El artista checo Filip Hodas, con residencia en Praga, no le rehúye al costado más decadente de la cultura popular: se tira de panza en aguas que navegan su exacerbado declive. Lo hizo antaño al imaginar un futuro distópico donde consolas de juegos eran búnkers posapocalípticos, Pacman yacía inerte con su motor quemado; ídem el insolente Bender, cubierto de musgo. Y lo ha vuelto a hacer ahora, desde un prisma considerablemente distinto: en Cartoon Fossils, su último trabajo, ha creado el veinteañero una serie de calaveras anatómicamente correctas, aunque genuinamente imposibles. Son, después de todo, cráneos de dibujitos animados, creados tras darse caña con diferentes programas -como el Cinema 4D, el Zbrush, el Substance Designer- y una impresora 3D. “Al principio, evalué hacerlos similares a los restos de dinosaurios, instalarlos en un ambiente que emulara el museístico, pero con partes rotas o faltantes no eran tan reconocibles. Así que descarté la opción, me decanté por una apariencia menos dañada, agregándoles algunos detalles típicos”, comparte el “paleontólogo” que ha dado con los fósiles de Popeye, Tribilín, Piolín, Bob Esponja, Tío Rico, Minnie… Otorgando a cada ejemplar, conforme dicta la especialidad, su nombre científico: Homo Popoculis, Canis Goofus, Canaria Tweetea, Spongia Bobae, Anas Scroogius, Mus Minnius… Marcando, además, en sus chapitas de identificación el año y el país de origen de cada espécimen (léase, cuándo y dónde debutaron en animación). Por lo demás, deja la interpretación a criterio de cada espectador, aunque aclara que “la sensación que persigo, en general, es la nostalgia, recreando mundos olvidados, mezclándolos con las ideas que me entretenían de niño (era fan de los dinosaurios, vale aclarar), siempre plantando un pequeño giro o broma aquí o allá”. Y ya está.

La cuna del ocio

Lo llaman “el espacio gamer definitivo”, aunque también le cabría por mote “el paraíso del holgazán”; su función, después de todo, es que los jugadores hagan el mínimo esfuerzo indispensable: por caso, dar dos, tres pasos, ¡o cuatro!, una odisea para el haragán.

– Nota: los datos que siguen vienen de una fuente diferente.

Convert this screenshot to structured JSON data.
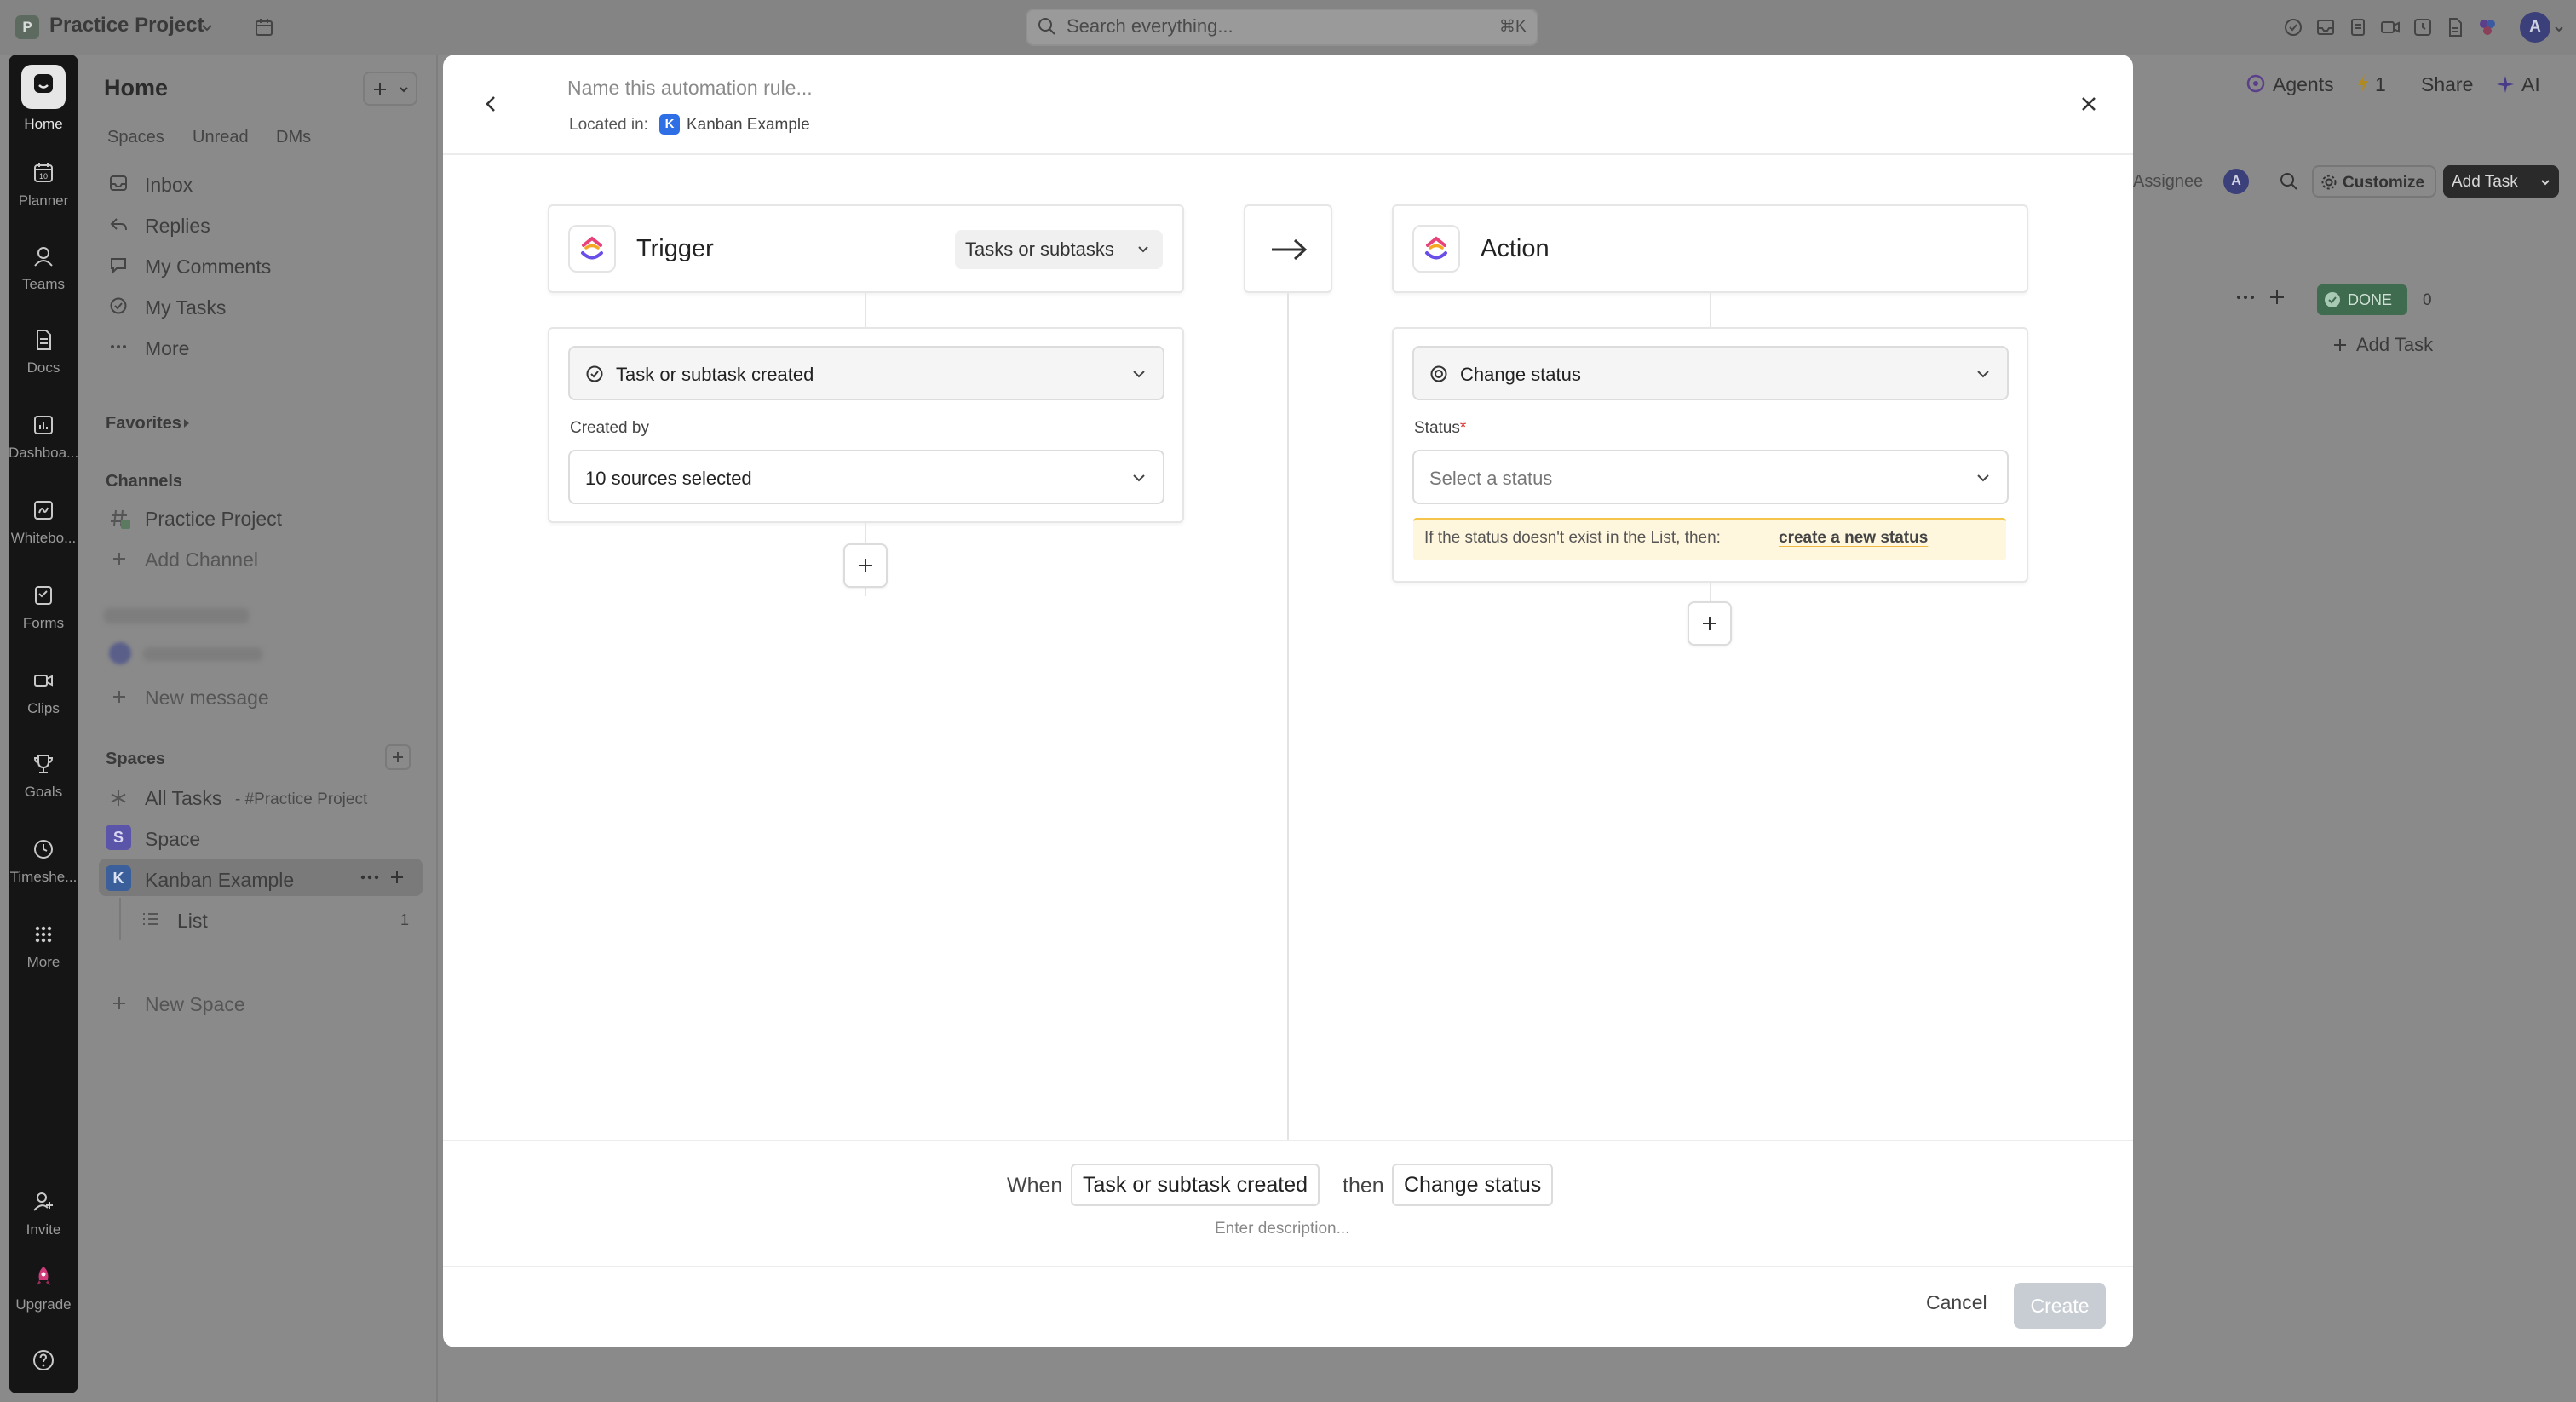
{
  "topbar": {
    "project_initial": "P",
    "project_name": "Practice Project",
    "search_placeholder": "Search everything...",
    "search_shortcut": "⌘K",
    "user_initial": "A"
  },
  "rail": {
    "items": [
      {
        "label": "Home",
        "icon": "home-icon"
      },
      {
        "label": "Planner",
        "icon": "calendar-icon"
      },
      {
        "label": "Teams",
        "icon": "teams-icon"
      },
      {
        "label": "Docs",
        "icon": "doc-icon"
      },
      {
        "label": "Dashboa...",
        "icon": "dashboard-icon"
      },
      {
        "label": "Whitebo...",
        "icon": "whiteboard-icon"
      },
      {
        "label": "Forms",
        "icon": "form-icon"
      },
      {
        "label": "Clips",
        "icon": "clip-icon"
      },
      {
        "label": "Goals",
        "icon": "trophy-icon"
      },
      {
        "label": "Timeshe...",
        "icon": "clock-icon"
      },
      {
        "label": "More",
        "icon": "grid-icon"
      }
    ],
    "invite": "Invite",
    "upgrade": "Upgrade"
  },
  "sidebar": {
    "title": "Home",
    "tabs": [
      "Spaces",
      "Unread",
      "DMs"
    ],
    "nav": [
      "Inbox",
      "Replies",
      "My Comments",
      "My Tasks",
      "More"
    ],
    "favorites": "Favorites",
    "channels_heading": "Channels",
    "channels": [
      "Practice Project",
      "Add Channel"
    ],
    "new_message": "New message",
    "spaces_heading": "Spaces",
    "all_tasks": "All Tasks",
    "all_tasks_sub": "- #Practice Project",
    "space": {
      "initial": "S",
      "name": "Space"
    },
    "kanban": {
      "initial": "K",
      "name": "Kanban Example"
    },
    "list": {
      "name": "List",
      "count": "1"
    },
    "new_space": "New Space"
  },
  "background": {
    "agents": "Agents",
    "lightning_count": "1",
    "share": "Share",
    "ai": "AI",
    "assignee": "Assignee",
    "assignee_initial": "A",
    "customize": "Customize",
    "add_task_btn": "Add Task",
    "done_badge": "DONE",
    "done_count": "0",
    "add_task_link": "Add Task"
  },
  "modal": {
    "rule_name_placeholder": "Name this automation rule...",
    "located_in": "Located in:",
    "location_initial": "K",
    "location_name": "Kanban Example",
    "trigger": {
      "title": "Trigger",
      "scope": "Tasks or subtasks",
      "event": "Task or subtask created",
      "created_by_label": "Created by",
      "created_by_value": "10 sources selected"
    },
    "action": {
      "title": "Action",
      "type": "Change status",
      "status_label": "Status",
      "required_mark": "*",
      "status_placeholder": "Select a status",
      "warning": "If the status doesn't exist in the List, then:",
      "warning_link": "create a new status"
    },
    "summary": {
      "when": "When",
      "trigger": "Task or subtask created",
      "then": "then",
      "action": "Change status",
      "description_placeholder": "Enter description..."
    },
    "cancel": "Cancel",
    "create": "Create"
  },
  "colors": {
    "overlay": "#8a8a8a",
    "rail": "#151515",
    "brand_blue": "#2f6fe6",
    "warning_bg": "#fff6de",
    "warning_border": "#f4c54a",
    "create_disabled": "#c7cdd3"
  }
}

Obra y gracia de la compañía nipona Bauhutte, se trata de un mueble –casi un capullo- especialmente diseñado para gamers que solo sueltan los controles para ir al baño, a los que levantarse del escritorio o el sillón para ir a dormir les resulta titánica misión. Sin más, anota la mentada empresa japonesa en su website: “Despertarse y moverse hasta el escritorio para jugar, ¿¡por qué la vida tiene que ser tan complicada!? Por fin un producto que resuelve el problema”. Un problemón, ajá… Ergo la flamante propuesta: una cama -con cabecera movible- que incluye los más variopintos aditamentos, desde estantes para guardar refrigerios, portavasos, soporte de dos pantallas, también para tabletas, espacio para parlantes, un brazo robótico… En fin, lo necesario para amanecer, jugar, volver a retozar, sin abandonar el colchón nunca jamás. Sale poco más de mil euros, en yenes; los snacks no están incluidos, sí la almohada especial. Vale decir que también vende Bauhutte sillas gaming, pero es claro que entiende que la cama es el set-up ideal para los aficionados a Resident Evil, Call of Duty, The Legend of Zelda, y más, más, más. Claro además que no ha hecho mella en la firma lo que pasase el pasado año, cuando la Organización Mundial de la Salud (OMS) prendió la chicharra e incluyó a su lista oficial de enfermedades la adicción a los videogames, trastorno modernete que refiere al uso y abuso excesivo, irrefrenable por jugar, repercutiendo perniciosamente en las habilidades personales, sociales, académicas, laborales. Consecuencias nefastas en la salud, sin más, de los que la camita parece sacar rédito, dando mullido confort a una afición que puede devenir adicción, sin más.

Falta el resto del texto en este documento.